Suggested by
Micki Seibel
over 3 years ago
For irrigated agriculture, there is little automation. Once a decision to irrigate a field is made, it requires labor to criss cross the farm to turn on the controls. The availability of labor (during the day) does not coincide with the optimal energy rate plan for running irrigation pumps (off-peak, usually night time hours). This also means that irrigation is happening during the warmest (or in many cases, the extremely hot) times of the day where evaporation is highest.
Water management needs automation. Shocking, but those of you who are not in agriculture, this has not happened.
The farm labor to do the work is in extreme shortage. It's also time consuming, tedious, and low skill work. Not work that people should be treated as a commodity to do.
A single irrigation pump consumes as much energy as nearly 200 residential homes. For example, ~25% of California's energy grid is dedicated to pumping water for ag irrigation. This means that energy use on farms that grow irrigated crops is extremely costly--especially when it's done during peak energy times.
The ability to automate irrigation opens up opportunities to collect and analyze data about water AND energy consumption--quantifying this energy-water nexus has the potential to find optimizations to improve both water and energy management.
Ag consumes 70-80% of the fresh water (varies depending on region in the world).
Water movement is the largest consumer of energy on the grid: as much as 25% of California's energy, for example.
The tech is now there to do this: IoT + the availability of low-cost satellite networks that provide the connectivity to the farm field (see SpaceX's acquisition of Swarm Technologies). Lack of network in rural farm fields has been a significant barrier to the practicality of anything digital in the field).
The worst drought in 1500 years in the American west is bringing a lot of media, government, academic attention to water and energy.
The energy industry is looking for solutions to optimize grid management with the faster than expected adoption of renewables.
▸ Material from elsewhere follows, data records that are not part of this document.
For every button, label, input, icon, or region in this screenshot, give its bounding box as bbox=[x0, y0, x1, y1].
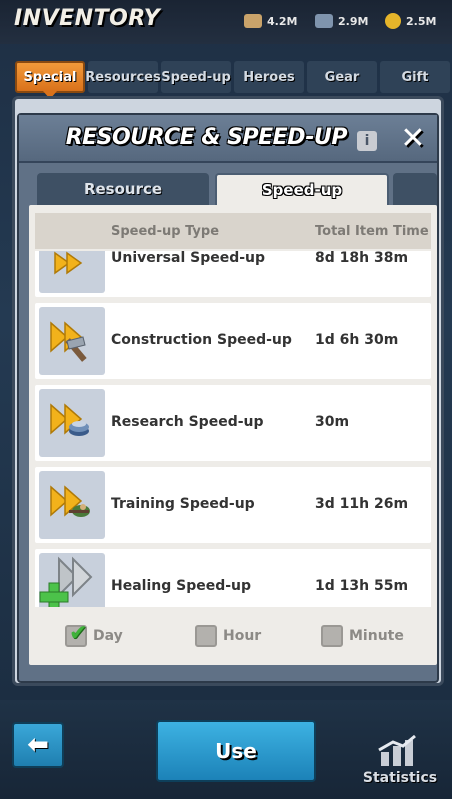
filter-day-label: Day bbox=[93, 628, 123, 644]
checkmark-icon: ✔ bbox=[69, 621, 88, 646]
tab-resources[interactable]: Resources bbox=[85, 61, 161, 93]
training-speedup-icon bbox=[39, 471, 105, 539]
resource-wood-value: 4.2M bbox=[267, 14, 298, 28]
day-checkbox[interactable]: ✔ bbox=[65, 621, 87, 647]
list-item-construction[interactable]: Construction Speed-up 1d 6h 30m bbox=[35, 303, 431, 379]
filter-hour-label: Hour bbox=[223, 628, 262, 644]
close-icon[interactable]: ✕ bbox=[397, 123, 429, 155]
back-arrow-icon: ⬅ bbox=[27, 730, 49, 760]
tab-resource[interactable]: Resource bbox=[37, 173, 209, 205]
dialog-header: RESOURCE & SPEED-UP i ✕ bbox=[19, 115, 437, 163]
tab-special[interactable]: Special bbox=[15, 61, 85, 99]
resource-iron-value: 2.9M bbox=[338, 14, 369, 28]
research-speedup-icon bbox=[39, 389, 105, 457]
resource-speedup-dialog: RESOURCE & SPEED-UP i ✕ Resource Speed-u… bbox=[12, 96, 444, 686]
time-unit-filters: ✔ Day Hour Minute bbox=[29, 615, 437, 659]
speedup-time: 1d 6h 30m bbox=[315, 332, 399, 348]
speedup-name: Universal Speed-up bbox=[111, 251, 266, 266]
resource-wood: 4.2M bbox=[244, 11, 297, 31]
column-header: Speed-up Type Total Item Time bbox=[35, 213, 431, 249]
speedup-name: Research Speed-up bbox=[111, 414, 264, 430]
healing-speedup-icon bbox=[39, 553, 105, 607]
column-time-header: Total Item Time bbox=[315, 223, 429, 239]
filter-minute[interactable]: Minute bbox=[321, 625, 404, 647]
speedup-time: 30m bbox=[315, 414, 350, 430]
list-item-healing[interactable]: Healing Speed-up 1d 13h 55m bbox=[35, 549, 431, 607]
universal-speedup-icon bbox=[39, 251, 105, 293]
filter-day[interactable]: ✔ Day bbox=[65, 621, 123, 647]
speedup-list[interactable]: Universal Speed-up 8d 18h 38m Constructi… bbox=[35, 251, 431, 607]
dialog-title: RESOURCE & SPEED-UP bbox=[65, 125, 348, 150]
column-type-header: Speed-up Type bbox=[111, 223, 220, 239]
info-icon[interactable]: i bbox=[357, 131, 377, 151]
tab-overflow[interactable] bbox=[393, 173, 437, 205]
speedup-name: Healing Speed-up bbox=[111, 578, 252, 594]
category-tabs: Special Resources Speed-up Heroes Gear G… bbox=[15, 61, 450, 99]
tab-gift[interactable]: Gift bbox=[380, 61, 450, 93]
resource-gold-value: 2.5M bbox=[406, 14, 437, 28]
statistics-button[interactable]: Statistics bbox=[355, 734, 445, 790]
page-title: INVENTORY bbox=[14, 6, 161, 31]
list-item-training[interactable]: Training Speed-up 3d 11h 26m bbox=[35, 467, 431, 543]
resource-gold: 2.5M bbox=[385, 11, 436, 31]
dialog-body: RESOURCE & SPEED-UP i ✕ Resource Speed-u… bbox=[17, 113, 439, 683]
speedup-time: 3d 11h 26m bbox=[315, 496, 409, 512]
speedup-time: 1d 13h 55m bbox=[315, 578, 409, 594]
gold-coin-icon bbox=[385, 13, 401, 29]
list-item-research[interactable]: Research Speed-up 30m bbox=[35, 385, 431, 461]
bottom-bar: ⬅ Use Statistics bbox=[0, 700, 452, 799]
hour-checkbox[interactable] bbox=[195, 625, 217, 647]
use-button[interactable]: Use bbox=[156, 720, 316, 782]
resource-iron: 2.9M bbox=[315, 11, 368, 31]
speedup-time: 8d 18h 38m bbox=[315, 251, 409, 266]
speedup-name: Training Speed-up bbox=[111, 496, 255, 512]
speedup-panel: Speed-up Type Total Item Time Universal … bbox=[29, 205, 437, 665]
tab-speed-up[interactable]: Speed-up bbox=[161, 61, 231, 93]
construction-speedup-icon bbox=[39, 307, 105, 375]
filter-hour[interactable]: Hour bbox=[195, 625, 261, 647]
tab-speed-up-active[interactable]: Speed-up bbox=[215, 173, 389, 205]
iron-icon bbox=[315, 14, 333, 28]
statistics-icon bbox=[378, 734, 416, 766]
speedup-name: Construction Speed-up bbox=[111, 332, 292, 348]
wood-icon bbox=[244, 14, 262, 28]
minute-checkbox[interactable] bbox=[321, 625, 343, 647]
tab-heroes[interactable]: Heroes bbox=[234, 61, 304, 93]
tab-gear[interactable]: Gear bbox=[307, 61, 377, 93]
back-button[interactable]: ⬅ bbox=[12, 722, 64, 768]
filter-minute-label: Minute bbox=[349, 628, 404, 644]
statistics-label: Statistics bbox=[362, 770, 438, 786]
top-bar: INVENTORY 4.2M 2.9M 2.5M bbox=[0, 0, 452, 44]
list-item-universal[interactable]: Universal Speed-up 8d 18h 38m bbox=[35, 251, 431, 297]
Moving large energy consuming devices to off-peak times is essential.
In North America, energy data was standardized by the Department of Energy, so it appears to be a data set that is amenable to ML/AI models as its standardized across the more the 1,200 utility companies in the US and (I believe) Canada.
War in Ukraine has made energy in the EU a front page topic. This provides wind in the sails for such a solution for EU ag.
Existing Company
Are you interested in addressing this Unmet Need?
CEO/Co-Founder @ Rhiz
Lots of info here - https://intellias.com/smart-irrigation-in-agriculture/
And I agree w/r to sensors, lots of water-saving can be done by tying soil moisture/weather forecasting into residential existing systems. I'm sure we've all seen sprinkler systems running in a downpour and thought it wasteful. Many of those systems are already automated so there'd be less friction in adding sensors than a 0-1 farm. Again, not the same scale, but it could be a start.
And for what it's worth, my uncle farms thousands of acres across multiple counties at 82 yrs old with 2 helpers. I can assure you he's not running around in the morning turning on pumps, so perhaps the biggest issue is affordability for smaller farmers and making the sensor-system connection more ubiquitous for residential?
Founder @ Cannected
Micki, one could combine automation for the irrigation with demand respond for energy usage = save water & save on energy cost
CEO | Founder | Managing Partner @ Platform Venture Studio
Do you think a software only solution has value here or does a startup have to solve the physical/hardware problems too?